6 December 2011

Heirloom seeds - two new hits in our garden

We plod along most years planting the same varieties of vegetables that worked for us in previous seasons. We've been growing vegetables for a long time now, we used to chop and change but as the years went by we established a set of reliable growers that stood us in good stead. But every so often, we explode into spontaneity again and try something different, new open pollinated seeds. Sometimes it works well and that plant will be added to our permanent rotation list, most of the time our experiment isn't as good in our conditions as what we're already using and after that season it's forgotten.

Not this year though. This year we tried a few new varieties of tomatoes and some new (to us) radishes. This year we met St Pierre tomatoes and Easter Egg radishes for the first time and they've won us over, completely.


St Pierre is a French heirloom tomato and has pushed the pink Brandywine off top perch as our favourite tomato.  Sorry Brandywine, I was yours for many years, now my heart belongs to another.


We usually grow Daikons and French breakfast radishes and although we'll keep growing the Daikons, Easter Egg radishes have replaced French breakfast for us. They have such vibrant colours - red, purple, white and pink. They're crisp and tasty and not too hot; ideal for a touch of crispy heat and crazy colour in a salad. 

Both these vegetables are open pollinated varieties so I've already saved seeds from the St Pierre; they're now fermenting in water in the kitchen. Soon I'll clean them, let them dry out completely, then save them for sowing next year. The radishes are starting to flower now, soon I'll collect their seeds and store them in the fridge, along with other collected seeds for next year's planting.

There are several reasons to sow open pollinated seeds (also known as heirloom seeds). Every year they grow in your backyard, they change slightly to suit your conditions, and when you have the vegetables growing you won't have to buy new seeds again. You can collect seeds from hybrid vegetables but it's a waste of time because they won't reproduce true to the parent plant. If you do this right, you'll buy seeds once, after that you save seeds, only buying again if you add a new vegetable or variety or your crop fails.

Seeds are such a valuable commodity. Whoever controls seeds controls the world's food production. We must keep these heirloom seeds going. If you can do this in your own backyard, you'll help keep those seeds viable and productive and you'll be much more self-reliant. I could go on and on about how the big seed companies are manipulating seeds but that would be a waste of my time and yours. I prefer instead to actually do something myself. When we decided all those years ago to grow open pollinated seeds and to save them year after year, it was a deliberate act of a radical backyard grower. I might not be able to influence the big seed companies but I can choose to plant heirloom vegetables; that means something. The only reason we have these seeds still here with us today is that many generations before us knew the value of seeds and made the effort to pass them on to us. I don't want all that care and effort to die out in my generation and I want tasty vegetables - therefore I grow open pollinated seeds.

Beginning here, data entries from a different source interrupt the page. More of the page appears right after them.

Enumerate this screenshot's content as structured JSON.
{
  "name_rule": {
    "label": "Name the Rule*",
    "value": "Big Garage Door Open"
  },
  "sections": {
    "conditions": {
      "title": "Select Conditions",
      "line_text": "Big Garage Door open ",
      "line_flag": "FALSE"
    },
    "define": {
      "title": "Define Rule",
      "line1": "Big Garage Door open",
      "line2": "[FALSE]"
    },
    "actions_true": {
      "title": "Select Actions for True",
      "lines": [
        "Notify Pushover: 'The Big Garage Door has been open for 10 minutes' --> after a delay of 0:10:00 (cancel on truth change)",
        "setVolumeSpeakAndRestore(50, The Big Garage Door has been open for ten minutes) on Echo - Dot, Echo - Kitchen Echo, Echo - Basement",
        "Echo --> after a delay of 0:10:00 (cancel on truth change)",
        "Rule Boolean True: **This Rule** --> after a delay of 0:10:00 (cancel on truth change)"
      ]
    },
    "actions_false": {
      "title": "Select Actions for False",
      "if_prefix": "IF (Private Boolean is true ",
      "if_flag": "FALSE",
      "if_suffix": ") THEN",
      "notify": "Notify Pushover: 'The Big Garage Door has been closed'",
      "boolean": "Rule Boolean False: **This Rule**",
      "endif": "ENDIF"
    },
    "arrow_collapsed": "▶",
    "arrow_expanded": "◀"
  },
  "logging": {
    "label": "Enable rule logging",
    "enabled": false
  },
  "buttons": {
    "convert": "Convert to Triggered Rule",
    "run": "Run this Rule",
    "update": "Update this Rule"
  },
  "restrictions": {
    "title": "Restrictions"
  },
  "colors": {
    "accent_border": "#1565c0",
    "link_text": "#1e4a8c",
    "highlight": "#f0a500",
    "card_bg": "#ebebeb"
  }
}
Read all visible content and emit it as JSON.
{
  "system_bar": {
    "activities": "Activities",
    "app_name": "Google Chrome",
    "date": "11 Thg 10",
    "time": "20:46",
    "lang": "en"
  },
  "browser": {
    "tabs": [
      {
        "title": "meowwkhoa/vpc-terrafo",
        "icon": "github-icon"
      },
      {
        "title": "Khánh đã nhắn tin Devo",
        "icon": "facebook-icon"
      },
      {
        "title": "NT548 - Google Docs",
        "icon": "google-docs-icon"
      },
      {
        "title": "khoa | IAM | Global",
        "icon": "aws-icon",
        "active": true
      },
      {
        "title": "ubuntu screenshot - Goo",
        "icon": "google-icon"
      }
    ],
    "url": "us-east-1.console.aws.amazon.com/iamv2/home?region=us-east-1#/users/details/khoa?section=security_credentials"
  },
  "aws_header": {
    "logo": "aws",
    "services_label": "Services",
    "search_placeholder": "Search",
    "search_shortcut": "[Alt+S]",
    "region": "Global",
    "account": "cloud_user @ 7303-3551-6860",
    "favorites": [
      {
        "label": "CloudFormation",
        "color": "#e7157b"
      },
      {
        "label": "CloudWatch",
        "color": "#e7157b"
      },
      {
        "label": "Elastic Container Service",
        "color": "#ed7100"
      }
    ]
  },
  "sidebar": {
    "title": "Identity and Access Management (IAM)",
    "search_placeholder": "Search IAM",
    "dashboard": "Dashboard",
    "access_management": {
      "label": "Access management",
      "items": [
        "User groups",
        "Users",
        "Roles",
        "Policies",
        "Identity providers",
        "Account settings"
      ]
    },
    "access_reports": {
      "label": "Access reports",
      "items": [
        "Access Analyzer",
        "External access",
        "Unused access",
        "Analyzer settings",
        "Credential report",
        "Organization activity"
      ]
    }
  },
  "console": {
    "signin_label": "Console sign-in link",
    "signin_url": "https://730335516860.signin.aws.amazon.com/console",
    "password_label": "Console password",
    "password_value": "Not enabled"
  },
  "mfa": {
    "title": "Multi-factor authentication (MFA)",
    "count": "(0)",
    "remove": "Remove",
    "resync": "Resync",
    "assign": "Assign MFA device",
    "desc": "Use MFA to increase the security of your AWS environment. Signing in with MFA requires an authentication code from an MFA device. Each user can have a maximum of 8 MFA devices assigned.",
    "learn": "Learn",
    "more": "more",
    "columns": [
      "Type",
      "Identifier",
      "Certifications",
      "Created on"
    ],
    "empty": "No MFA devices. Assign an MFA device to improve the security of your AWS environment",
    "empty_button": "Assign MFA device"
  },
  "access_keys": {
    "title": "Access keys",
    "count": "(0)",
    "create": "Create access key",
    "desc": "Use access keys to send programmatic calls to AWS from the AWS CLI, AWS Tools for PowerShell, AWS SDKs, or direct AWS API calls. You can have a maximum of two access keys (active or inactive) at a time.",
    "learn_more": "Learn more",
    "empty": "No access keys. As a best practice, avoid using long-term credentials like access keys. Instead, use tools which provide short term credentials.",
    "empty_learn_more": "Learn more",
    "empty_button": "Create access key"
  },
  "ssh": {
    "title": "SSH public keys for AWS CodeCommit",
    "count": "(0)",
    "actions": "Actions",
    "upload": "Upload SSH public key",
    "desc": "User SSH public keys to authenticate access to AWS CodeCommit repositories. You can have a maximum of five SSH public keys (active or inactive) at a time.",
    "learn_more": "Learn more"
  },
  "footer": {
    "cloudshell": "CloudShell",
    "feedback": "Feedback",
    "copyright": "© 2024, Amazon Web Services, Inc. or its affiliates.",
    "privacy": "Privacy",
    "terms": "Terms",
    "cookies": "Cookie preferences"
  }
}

Of course it's easier to buy hybrid seeds, they're in almost every supermarket and hardware store. But now we have all been empowered by the internet, not only can I write this for you to read in your far-off corner of the world today, but it's given us ways of connecting to traders of open pollinated/heirloom seeds. If you google "open pollinated seeds" in your State or country, you'll be surprised at the number of small vendors who pop up. Most of them sell exclusively online so all you have to do is to email for a catalogue or view it online, then order your seeds. It will cost you about the same to set yourself up with open pollinated seeds but if you do it right, you'll only outlay that expense once and you'll have your own repository of seeds to sow and save, and to pass on to your children and grandchildren.

I believe it's worth the effort, I hope you do too.